Raissa D'Souza
Talk recording
Our world relies on a collection of interdependent networks, from critical infrastructure networks to social networks to biological and ecological networks. Each network on its own can have distinct timescales and display non-linear collective behaviors. This talk features how statistical physics provides a toolkit for analyzing these systems-of-systems including phase transitions and cascading failures and how future directions require partnering with the fields of non-linear dynamics and control theory.Raissa D’Souza is the Associate Dean of Research for the College of Engineering at UC Davis as well as Professor of Computer Science and of Mechanical and Aerospace Engineering. She is a member of the Board of Reviewing Editors at Science, and an External Faculty member at the Santa Fe Institute. She received a BS in Physics from University of Illinois, Champaign-Urbana and a PhD in Statistical Physics from MIT, then was a postdoctoral fellow at Bell Laboratories and at Microsoft Research.

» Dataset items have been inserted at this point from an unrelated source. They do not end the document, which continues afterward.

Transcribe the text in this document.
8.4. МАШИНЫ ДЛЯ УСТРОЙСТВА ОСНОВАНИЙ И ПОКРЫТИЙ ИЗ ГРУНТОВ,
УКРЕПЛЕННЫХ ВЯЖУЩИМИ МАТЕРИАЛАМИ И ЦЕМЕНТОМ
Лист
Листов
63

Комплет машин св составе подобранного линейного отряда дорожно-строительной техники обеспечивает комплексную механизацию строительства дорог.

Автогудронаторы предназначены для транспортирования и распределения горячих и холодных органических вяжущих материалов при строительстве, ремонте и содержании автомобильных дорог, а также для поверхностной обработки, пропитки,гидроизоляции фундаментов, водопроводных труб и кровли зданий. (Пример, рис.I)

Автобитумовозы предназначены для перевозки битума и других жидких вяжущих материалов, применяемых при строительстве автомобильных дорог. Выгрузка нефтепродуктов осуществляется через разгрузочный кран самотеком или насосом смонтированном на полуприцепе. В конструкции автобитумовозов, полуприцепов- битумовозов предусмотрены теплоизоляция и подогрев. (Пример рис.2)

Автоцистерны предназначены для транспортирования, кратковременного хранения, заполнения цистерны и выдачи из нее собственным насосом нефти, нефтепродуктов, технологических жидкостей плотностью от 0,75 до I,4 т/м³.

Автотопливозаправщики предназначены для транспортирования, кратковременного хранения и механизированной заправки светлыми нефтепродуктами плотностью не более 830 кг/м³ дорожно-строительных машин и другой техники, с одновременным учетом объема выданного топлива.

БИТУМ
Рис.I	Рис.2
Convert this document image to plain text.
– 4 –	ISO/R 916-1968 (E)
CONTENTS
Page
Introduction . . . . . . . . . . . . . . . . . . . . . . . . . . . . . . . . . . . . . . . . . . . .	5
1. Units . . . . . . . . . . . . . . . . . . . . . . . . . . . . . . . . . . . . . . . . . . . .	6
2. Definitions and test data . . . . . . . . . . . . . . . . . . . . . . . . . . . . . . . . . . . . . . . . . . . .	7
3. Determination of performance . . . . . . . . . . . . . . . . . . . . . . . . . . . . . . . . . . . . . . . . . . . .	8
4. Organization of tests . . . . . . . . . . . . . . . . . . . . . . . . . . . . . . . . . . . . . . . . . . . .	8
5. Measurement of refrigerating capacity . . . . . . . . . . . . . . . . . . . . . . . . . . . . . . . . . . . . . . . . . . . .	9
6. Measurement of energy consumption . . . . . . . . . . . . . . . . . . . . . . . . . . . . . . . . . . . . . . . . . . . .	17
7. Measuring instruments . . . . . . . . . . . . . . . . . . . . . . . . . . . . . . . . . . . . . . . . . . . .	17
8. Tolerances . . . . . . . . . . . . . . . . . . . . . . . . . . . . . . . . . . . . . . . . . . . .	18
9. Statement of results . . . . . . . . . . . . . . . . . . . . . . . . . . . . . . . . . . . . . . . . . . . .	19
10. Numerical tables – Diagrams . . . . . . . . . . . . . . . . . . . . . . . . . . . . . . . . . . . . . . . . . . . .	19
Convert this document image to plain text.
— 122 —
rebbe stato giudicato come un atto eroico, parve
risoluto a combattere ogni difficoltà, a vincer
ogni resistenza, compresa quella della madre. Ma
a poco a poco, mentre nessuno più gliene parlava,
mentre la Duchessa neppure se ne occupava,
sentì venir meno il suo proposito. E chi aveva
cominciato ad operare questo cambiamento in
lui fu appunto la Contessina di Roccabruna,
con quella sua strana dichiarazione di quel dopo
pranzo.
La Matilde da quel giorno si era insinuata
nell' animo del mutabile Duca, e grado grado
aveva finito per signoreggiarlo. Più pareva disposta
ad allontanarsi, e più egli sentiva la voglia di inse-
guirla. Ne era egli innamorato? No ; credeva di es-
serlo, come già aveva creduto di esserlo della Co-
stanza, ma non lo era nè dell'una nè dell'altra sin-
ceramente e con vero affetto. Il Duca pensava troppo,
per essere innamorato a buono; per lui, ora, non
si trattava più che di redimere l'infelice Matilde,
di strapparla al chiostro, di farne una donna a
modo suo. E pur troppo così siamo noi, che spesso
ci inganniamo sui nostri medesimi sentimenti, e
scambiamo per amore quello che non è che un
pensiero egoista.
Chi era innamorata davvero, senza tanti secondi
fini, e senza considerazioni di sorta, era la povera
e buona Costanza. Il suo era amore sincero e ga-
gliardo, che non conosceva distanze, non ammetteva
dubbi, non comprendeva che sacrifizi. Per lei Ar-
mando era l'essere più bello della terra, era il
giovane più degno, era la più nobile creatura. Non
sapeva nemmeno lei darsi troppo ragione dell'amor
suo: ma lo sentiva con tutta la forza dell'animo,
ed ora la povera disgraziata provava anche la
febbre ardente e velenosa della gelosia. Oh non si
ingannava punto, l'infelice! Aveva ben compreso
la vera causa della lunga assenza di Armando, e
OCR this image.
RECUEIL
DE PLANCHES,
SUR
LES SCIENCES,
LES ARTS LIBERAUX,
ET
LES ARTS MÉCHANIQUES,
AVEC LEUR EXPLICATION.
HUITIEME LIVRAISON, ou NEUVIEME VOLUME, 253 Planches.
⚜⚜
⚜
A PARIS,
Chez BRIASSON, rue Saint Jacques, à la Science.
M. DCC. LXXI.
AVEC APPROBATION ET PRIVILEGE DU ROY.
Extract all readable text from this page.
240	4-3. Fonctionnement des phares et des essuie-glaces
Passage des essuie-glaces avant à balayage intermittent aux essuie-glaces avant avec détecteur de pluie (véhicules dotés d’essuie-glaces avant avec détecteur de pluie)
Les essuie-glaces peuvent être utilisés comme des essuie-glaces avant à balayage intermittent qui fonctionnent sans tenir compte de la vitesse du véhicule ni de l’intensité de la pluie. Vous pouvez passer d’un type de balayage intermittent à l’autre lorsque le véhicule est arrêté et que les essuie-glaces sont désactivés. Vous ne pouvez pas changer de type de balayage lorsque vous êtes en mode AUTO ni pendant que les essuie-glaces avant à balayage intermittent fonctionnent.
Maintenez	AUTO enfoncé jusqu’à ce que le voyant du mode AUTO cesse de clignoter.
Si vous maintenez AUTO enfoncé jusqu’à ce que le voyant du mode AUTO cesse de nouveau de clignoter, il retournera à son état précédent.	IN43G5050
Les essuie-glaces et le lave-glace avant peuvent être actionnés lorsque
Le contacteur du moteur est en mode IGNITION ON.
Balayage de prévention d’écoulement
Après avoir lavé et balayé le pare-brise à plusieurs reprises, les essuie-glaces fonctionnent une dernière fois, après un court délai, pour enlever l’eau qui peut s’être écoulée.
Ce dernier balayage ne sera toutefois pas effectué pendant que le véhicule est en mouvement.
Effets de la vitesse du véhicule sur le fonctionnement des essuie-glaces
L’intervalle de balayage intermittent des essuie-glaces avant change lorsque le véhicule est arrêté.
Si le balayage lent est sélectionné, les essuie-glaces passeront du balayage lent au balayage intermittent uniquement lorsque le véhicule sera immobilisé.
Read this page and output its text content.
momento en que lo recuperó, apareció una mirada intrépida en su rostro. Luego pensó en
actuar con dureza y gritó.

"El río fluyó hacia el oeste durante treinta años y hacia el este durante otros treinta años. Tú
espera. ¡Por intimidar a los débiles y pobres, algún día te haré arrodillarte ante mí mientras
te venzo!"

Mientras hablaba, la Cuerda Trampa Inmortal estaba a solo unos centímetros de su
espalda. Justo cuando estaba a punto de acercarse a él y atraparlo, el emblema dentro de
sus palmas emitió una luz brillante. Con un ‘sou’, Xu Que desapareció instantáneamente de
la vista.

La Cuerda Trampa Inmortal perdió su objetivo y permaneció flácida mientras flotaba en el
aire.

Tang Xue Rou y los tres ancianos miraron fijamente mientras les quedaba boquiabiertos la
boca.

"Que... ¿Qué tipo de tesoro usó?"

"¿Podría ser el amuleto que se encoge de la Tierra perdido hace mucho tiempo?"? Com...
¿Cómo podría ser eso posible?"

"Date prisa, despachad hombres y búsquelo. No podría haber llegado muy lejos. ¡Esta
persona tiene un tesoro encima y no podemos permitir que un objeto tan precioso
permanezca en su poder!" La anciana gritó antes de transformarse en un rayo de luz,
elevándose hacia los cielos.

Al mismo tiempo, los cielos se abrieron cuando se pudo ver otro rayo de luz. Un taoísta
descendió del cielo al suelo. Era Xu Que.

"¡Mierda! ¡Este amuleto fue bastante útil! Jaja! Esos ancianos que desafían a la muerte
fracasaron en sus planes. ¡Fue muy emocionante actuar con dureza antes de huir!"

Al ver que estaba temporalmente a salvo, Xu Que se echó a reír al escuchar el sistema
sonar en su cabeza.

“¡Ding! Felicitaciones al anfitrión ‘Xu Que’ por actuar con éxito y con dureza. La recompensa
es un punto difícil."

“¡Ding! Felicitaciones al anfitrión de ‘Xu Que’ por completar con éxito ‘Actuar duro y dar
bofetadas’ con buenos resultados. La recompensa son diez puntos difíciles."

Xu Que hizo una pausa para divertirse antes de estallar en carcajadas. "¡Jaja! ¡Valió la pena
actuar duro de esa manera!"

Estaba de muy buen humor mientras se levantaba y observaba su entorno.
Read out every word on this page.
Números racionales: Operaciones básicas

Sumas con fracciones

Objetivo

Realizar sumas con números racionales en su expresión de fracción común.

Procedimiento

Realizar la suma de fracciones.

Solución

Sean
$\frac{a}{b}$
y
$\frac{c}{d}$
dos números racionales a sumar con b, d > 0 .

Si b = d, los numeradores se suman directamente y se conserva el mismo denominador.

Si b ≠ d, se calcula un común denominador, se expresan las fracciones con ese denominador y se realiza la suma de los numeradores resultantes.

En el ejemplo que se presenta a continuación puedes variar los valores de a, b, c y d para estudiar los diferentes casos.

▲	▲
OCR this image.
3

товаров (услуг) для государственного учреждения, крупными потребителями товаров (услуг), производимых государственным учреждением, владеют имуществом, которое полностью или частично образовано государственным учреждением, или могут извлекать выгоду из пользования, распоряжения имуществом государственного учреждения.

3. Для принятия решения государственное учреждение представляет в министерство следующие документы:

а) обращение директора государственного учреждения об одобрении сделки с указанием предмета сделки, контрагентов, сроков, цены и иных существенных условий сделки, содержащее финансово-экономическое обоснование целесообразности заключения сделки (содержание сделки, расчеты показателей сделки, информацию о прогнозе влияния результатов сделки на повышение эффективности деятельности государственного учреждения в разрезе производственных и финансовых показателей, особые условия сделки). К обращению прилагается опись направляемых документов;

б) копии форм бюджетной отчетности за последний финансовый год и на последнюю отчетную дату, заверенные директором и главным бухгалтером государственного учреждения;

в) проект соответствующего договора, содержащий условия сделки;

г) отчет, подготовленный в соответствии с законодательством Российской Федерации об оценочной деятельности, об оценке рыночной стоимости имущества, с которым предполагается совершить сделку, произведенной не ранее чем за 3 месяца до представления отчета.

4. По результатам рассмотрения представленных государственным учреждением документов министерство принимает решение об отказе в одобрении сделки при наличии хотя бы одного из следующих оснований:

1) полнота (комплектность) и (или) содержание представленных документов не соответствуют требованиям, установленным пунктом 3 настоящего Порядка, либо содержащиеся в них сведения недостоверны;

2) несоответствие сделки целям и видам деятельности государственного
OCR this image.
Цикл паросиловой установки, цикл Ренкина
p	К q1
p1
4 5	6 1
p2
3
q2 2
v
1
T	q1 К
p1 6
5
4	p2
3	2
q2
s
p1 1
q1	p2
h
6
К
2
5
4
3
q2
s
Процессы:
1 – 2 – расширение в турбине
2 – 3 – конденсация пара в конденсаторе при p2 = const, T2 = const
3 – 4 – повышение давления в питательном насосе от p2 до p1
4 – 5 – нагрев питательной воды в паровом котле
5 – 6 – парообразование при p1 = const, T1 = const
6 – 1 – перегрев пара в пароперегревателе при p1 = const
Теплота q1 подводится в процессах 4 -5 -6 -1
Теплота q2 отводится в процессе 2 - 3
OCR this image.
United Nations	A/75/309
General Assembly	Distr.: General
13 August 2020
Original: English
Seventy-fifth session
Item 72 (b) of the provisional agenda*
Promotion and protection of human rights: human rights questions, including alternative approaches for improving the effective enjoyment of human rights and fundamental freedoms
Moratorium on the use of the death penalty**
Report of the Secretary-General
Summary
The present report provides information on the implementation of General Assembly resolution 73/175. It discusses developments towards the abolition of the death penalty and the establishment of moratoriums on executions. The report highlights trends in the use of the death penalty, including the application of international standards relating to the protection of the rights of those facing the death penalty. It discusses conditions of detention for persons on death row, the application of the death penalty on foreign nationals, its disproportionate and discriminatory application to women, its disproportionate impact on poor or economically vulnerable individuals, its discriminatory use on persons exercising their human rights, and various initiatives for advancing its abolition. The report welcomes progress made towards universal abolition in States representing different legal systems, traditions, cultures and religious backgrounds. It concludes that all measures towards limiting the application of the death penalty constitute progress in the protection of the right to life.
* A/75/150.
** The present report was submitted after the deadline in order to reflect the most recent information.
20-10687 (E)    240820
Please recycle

She uses the tools of statistical physics and applied math to reveal the underlying principles of organization in complex systems. She is a Fellow of the American Association for the Advancement of Science, of the American Physical Society, and of the Network Science Society, and has received numerous best paper and test-of-time awards, including the inaugural Euler Award of the Network Science Society in 2019. She has served on the editorial board of numerous scientific journals, organized key scientific meetings, was the President of the Network Science Society from 2015-18, and a member of the World Economic Forum’s Global Agenda Council on Complex Systems.